During the archaic phase, VII - VI century, Tuscania was part of the territory of Tarquinia, whose influence is evidenced by the type of tombs, while relations with Greece are highlighted by the pottery found in the Scalette necropolis.
The golden age of Tuscania goes from the IV to the III century BC. With the spread of the sarcophagi in nenfro (a variety of gray tuff), while the city begin to form around the San Pietro hill and the Rivellino castle. Romanization begins from 285 BC. and apparently occurs in a peaceful way, facilitated by the via Clodia which crossed the whole Etruria, from Veio to Saturnia. After the fall of the Roman Empire, Tuscania became part of the Lombard kingdom.
Then because of the battles between Guelphs and Ghibellines, numerous castles were built in the area.
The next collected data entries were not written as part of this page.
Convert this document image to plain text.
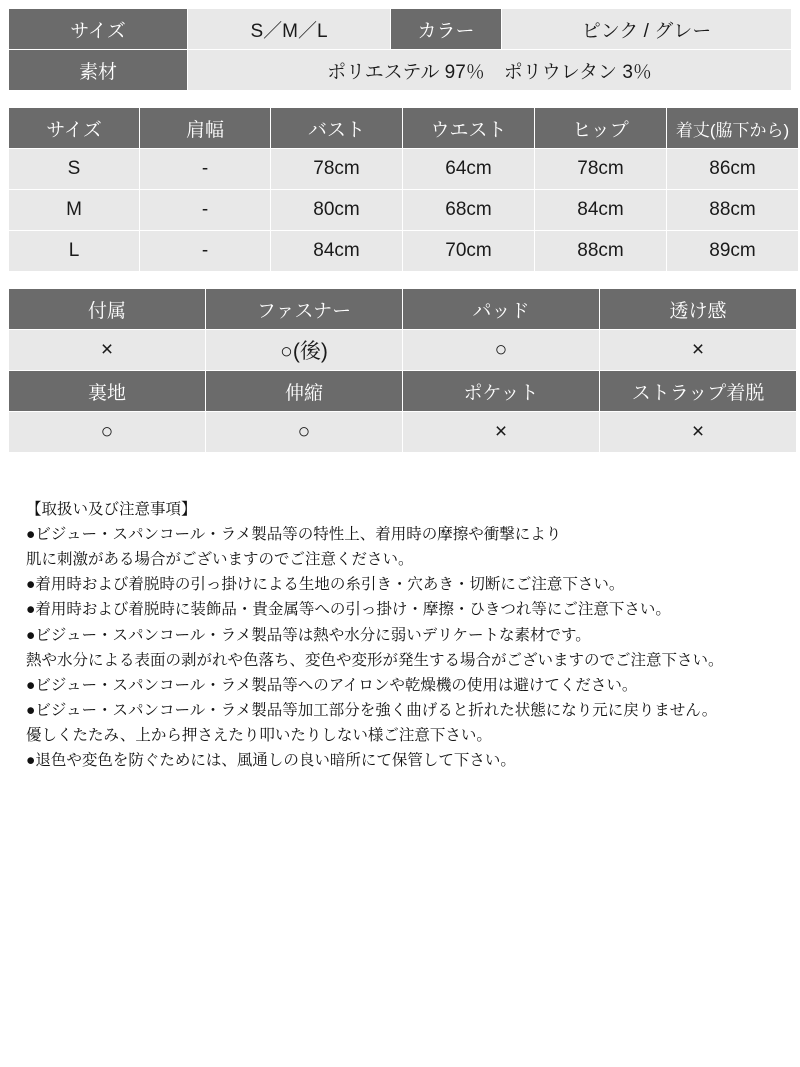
サイズ	S／M／L	カラー	ピンク / グレー
素材	ポリエステル 97％　ポリウレタン 3％		
サイズ	肩幅	バスト	ウエスト	ヒップ	着丈(脇下から)
S	-	78cm	64cm	78cm	86cm
M	-	80cm	68cm	84cm	88cm
L	-	84cm	70cm	88cm	89cm
付属	ファスナー	パッド	透け感
×	○(後)	○	×
裏地	伸縮	ポケット	ストラップ着脱
○	○	×	×
【取扱い及び注意事項】
●ビジュー・スパンコール・ラメ製品等の特性上、着用時の摩擦や衝撃により
肌に刺激がある場合がございますのでご注意ください。
●着用時および着脱時の引っ掛けによる生地の糸引き・穴あき・切断にご注意下さい。
●着用時および着脱時に装飾品・貴金属等への引っ掛け・摩擦・ひきつれ等にご注意下さい。
●ビジュー・スパンコール・ラメ製品等は熱や水分に弱いデリケートな素材です。
熱や水分による表面の剥がれや色落ち、変色や変形が発生する場合がございますのでご注意下さい。
●ビジュー・スパンコール・ラメ製品等へのアイロンや乾燥機の使用は避けてください。
●ビジュー・スパンコール・ラメ製品等加工部分を強く曲げると折れた状態になり元に戻りません。
優しくたたみ、上から押さえたり叩いたりしない様ご注意下さい。
●退色や変色を防ぐためには、風通しの良い暗所にて保管して下さい。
But in the 1300s due to famines and the black plague, Tuscania became depopulated turning into a modest center of the Papal State. In the sixteenth and seventeenth centuries, during a period of relative peace, the production of cereals and the bovine and sheep breeding promoted the development of the local economy, so that the wealthy land and cattle owners built their late-Renaissance palaces in the city.
In 1870 the Kingdom of Italy replaces the Papal State, inheriting a city that is no longer as flourishing as it used to be, yet decent. In recent times the event that indelibly marks Tuscania was the destructive earthquake of February 6, 1971, which caused the collapse or injury of numerous buildings, including the splendid Romanesque churches of San Pietro and Santa Maria Maggiore, later excellently restored.